By Eduardo Baptista and Bernard Orr
BEIJING (Reuters) – China’s Wildlife Conservation Association is working with the National Zoo in Washington in an arrangement that could bring more pandas back to the United States, signalling improving diplomatic relations between the two superpowers.
China has lent its beloved bears to zoos in various countries over the years as goodwill animal ambassadors and also fostered a modern Sino-U.S. “panda diplomacy” with the gesture.
“Relevant Chinese institutions have signed agreements with the Madrid Zoo in Spain and the San Diego Zoo in the United States on a new round of international cooperation in the protection of giant pandas,” said Mao Ning on Thursday, spokesperson for the Chinese foreign ministry, when addressing a query at a regular press briefing.
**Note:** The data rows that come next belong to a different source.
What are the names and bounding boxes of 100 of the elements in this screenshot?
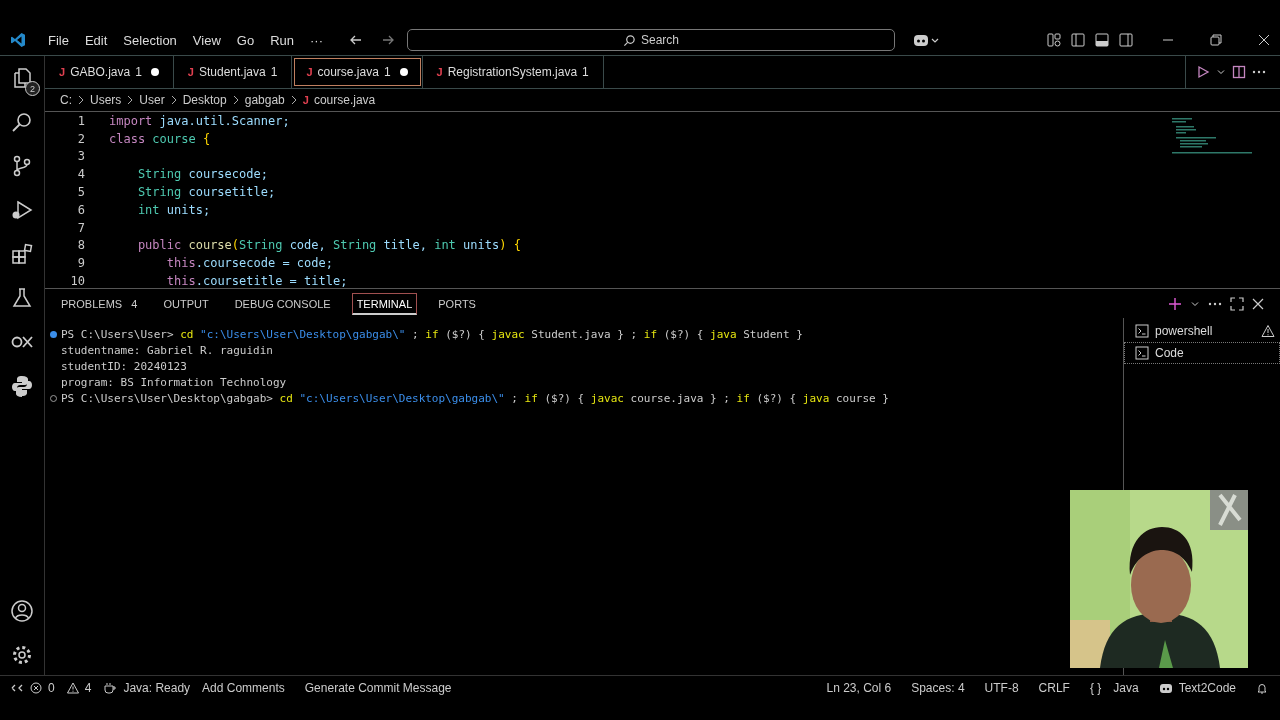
code-line: import java.util.Scanner; bbox=[109, 113, 290, 128]
chevron-icon bbox=[231, 95, 240, 105]
run-debug-icon[interactable] bbox=[10, 198, 34, 222]
settings-icon[interactable] bbox=[10, 643, 34, 667]
breadcrumb-item[interactable]: Users bbox=[90, 93, 122, 107]
python-icon[interactable] bbox=[10, 374, 34, 398]
layout-icon[interactable] bbox=[1046, 32, 1062, 48]
search-icon bbox=[623, 33, 636, 47]
menu-item[interactable]: Run bbox=[262, 32, 302, 48]
code-line: String coursecode; bbox=[136, 167, 268, 182]
terminal-line: PS C:\Users\User\Desktop\gabgab> cd "c:\Users\User\Desktop\gabgab\" ; if ($?) { javac course.java } ; if ($?) { java course } bbox=[61, 391, 889, 405]
breadcrumb-item[interactable]: C: bbox=[60, 93, 72, 107]
panel-tab[interactable]: PORTS bbox=[433, 292, 481, 315]
close-icon[interactable] bbox=[1252, 297, 1264, 310]
java-file-icon: J bbox=[302, 94, 309, 106]
status-item[interactable]: Ln 23, Col 6 bbox=[826, 681, 892, 695]
more-icon[interactable] bbox=[1208, 301, 1222, 306]
menu-item[interactable]: Edit bbox=[76, 32, 116, 48]
status-item[interactable]: Spaces: 4 bbox=[911, 681, 965, 695]
notification-badge: 2 bbox=[25, 81, 40, 96]
menu-item[interactable]: ··· bbox=[302, 32, 331, 48]
line-number: 6 bbox=[76, 202, 85, 217]
search-field[interactable]: Search bbox=[407, 29, 895, 51]
panel-tab[interactable]: TERMINAL bbox=[351, 292, 418, 315]
line-number: 2 bbox=[76, 131, 85, 146]
terminal-line: PS C:\Users\User> cd "c:\Users\User\Desktop\gabgab\" ; if ($?) { javac Student.java } ; if ($?) { java Student } bbox=[61, 327, 803, 341]
breadcrumb-item[interactable]: course.java bbox=[313, 93, 376, 107]
terminal-line: program: BS Information Technology bbox=[61, 375, 287, 389]
extensions-icon[interactable] bbox=[10, 242, 34, 266]
status-item[interactable]: 0 bbox=[48, 681, 55, 695]
chevron-icon bbox=[126, 95, 135, 105]
caret-icon[interactable] bbox=[1216, 67, 1226, 77]
split-editor-icon[interactable] bbox=[1232, 65, 1246, 79]
menu-item[interactable]: View bbox=[184, 32, 229, 48]
warning-icon bbox=[66, 682, 79, 694]
menu-item[interactable]: Go bbox=[228, 32, 263, 48]
terminal-list-item[interactable]: powershell bbox=[1124, 320, 1280, 342]
code-line: this.coursetitle = title; bbox=[165, 274, 348, 288]
status-item[interactable]: Java bbox=[1113, 681, 1139, 695]
line-number: 1 bbox=[76, 113, 85, 128]
forward-arrow-icon[interactable] bbox=[381, 33, 395, 47]
breadcrumb-item[interactable]: gabgab bbox=[244, 93, 285, 107]
code-line: this.coursecode = code; bbox=[165, 256, 333, 271]
coffee-cup-icon bbox=[103, 682, 118, 694]
new-terminal-icon[interactable] bbox=[1168, 296, 1182, 311]
back-arrow-icon[interactable] bbox=[349, 33, 363, 47]
chevron-icon bbox=[289, 95, 298, 105]
line-number: 3 bbox=[76, 149, 85, 164]
restore-icon[interactable] bbox=[1210, 34, 1222, 46]
command-status-icon[interactable] bbox=[50, 330, 57, 338]
terminal-line: studentID: 20240123 bbox=[61, 359, 187, 373]
flask-icon[interactable] bbox=[10, 286, 34, 310]
status-item[interactable]: Text2Code bbox=[1178, 681, 1236, 695]
chevron-icon bbox=[77, 95, 85, 105]
terminal-line: studentname: Gabriel R. raguidin bbox=[61, 343, 273, 357]
editor-tab[interactable]: J GABO.java 1 bbox=[45, 56, 174, 88]
line-number: 7 bbox=[76, 220, 85, 235]
panel-tab[interactable]: DEBUG CONSOLE bbox=[229, 292, 336, 315]
panel-tab[interactable]: PROBLEMS 4 bbox=[56, 292, 143, 315]
bell-icon[interactable] bbox=[1256, 682, 1268, 694]
code-line: public course(String code, String title, int units) { bbox=[136, 238, 521, 253]
error-icon bbox=[30, 682, 42, 694]
status-item[interactable]: 4 bbox=[84, 681, 92, 695]
code-line: int units; bbox=[136, 202, 211, 217]
vscode-logo-icon bbox=[10, 32, 26, 48]
status-item[interactable]: UTF-8 bbox=[984, 681, 1019, 695]
code-line: class course { bbox=[109, 131, 211, 146]
chevron-icon bbox=[169, 95, 178, 105]
secondary-sidebar-icon[interactable] bbox=[1118, 32, 1134, 48]
editor-tab[interactable]: J RegistrationSystem.java 1 bbox=[422, 56, 604, 88]
breadcrumb-item[interactable]: Desktop bbox=[182, 93, 227, 107]
line-number: 9 bbox=[76, 256, 85, 271]
maximize-icon[interactable] bbox=[1230, 296, 1244, 311]
close-icon[interactable] bbox=[1258, 34, 1270, 46]
status-item[interactable]: CRLF bbox=[1038, 681, 1070, 695]
run-icon[interactable] bbox=[1196, 65, 1210, 79]
status-item[interactable]: Java: Ready bbox=[123, 681, 191, 695]
account-icon[interactable] bbox=[10, 599, 34, 623]
code-line: String coursetitle; bbox=[136, 185, 276, 200]
menu-item[interactable]: Selection bbox=[115, 32, 185, 48]
search-icon[interactable] bbox=[10, 110, 34, 134]
editor-tab[interactable]: J Student.java 1 bbox=[173, 56, 293, 88]
line-number: 5 bbox=[76, 185, 85, 200]
line-number: 4 bbox=[76, 167, 85, 182]
editor-tab[interactable]: J course.java 1 bbox=[292, 56, 423, 88]
terminal-list-item[interactable]: Code bbox=[1124, 342, 1280, 364]
breadcrumb-item[interactable]: User bbox=[139, 93, 165, 107]
more-icon[interactable] bbox=[1252, 70, 1266, 74]
line-number: 10 bbox=[69, 274, 85, 288]
copilot-icon[interactable] bbox=[913, 32, 939, 48]
sidebar-toggle-icon[interactable] bbox=[1070, 32, 1086, 48]
menu-item[interactable]: File bbox=[40, 32, 77, 48]
status-item[interactable]: Generate Commit Message bbox=[304, 681, 452, 695]
terminal-icon bbox=[1135, 324, 1149, 338]
terminal-icon bbox=[1135, 346, 1149, 360]
panel-toggle-icon[interactable] bbox=[1094, 32, 1110, 48]
braces-icon: { } bbox=[1089, 681, 1102, 695]
panel-tab[interactable]: OUTPUT bbox=[158, 292, 214, 315]
status-item[interactable]: Add Comments bbox=[202, 681, 285, 695]
line-number: 8 bbox=[76, 238, 85, 253]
“They are also working with the Washington National Zoo in the United States and (Viennna Zoo) in Austria to actively negotiate and launch a new round of cooperation.”
Earlier, the Wildlife Conservation Association said on its WeChat social media account that it had reached and signed agreements for the conservation of giant pandas with several zoos.
Back in November, the National Zoo in Washington returned three pandas to China as part of a more than 50-year-old legacy, leaving Georgia’s Zoo Atlanta as the only one in the U.S. with a giant panda program.
That loan agreement for the zoo’s four pandas expires this year, which meant there would be no pandas in the U.S. for the first time since 1972 when the Chinese government presented two giant pandas as gifts to the United States after President Richard Nixon’s historic Cold War visit to China.
“We look forward to a new round of international giant panda protection cooperation with relevant countries, which will further expand scientific research results on the protection of giant pandas and other endangered species, and promote people-to-people bonds and people-to-people friendship,” Mao said.
Over the past year, China and the United States have had fraught relations over a number of global issues from regional wars, trade disputes and ongoing spying allegations. Leaders from both countries have had several round of talks over the past few months to ease tensions.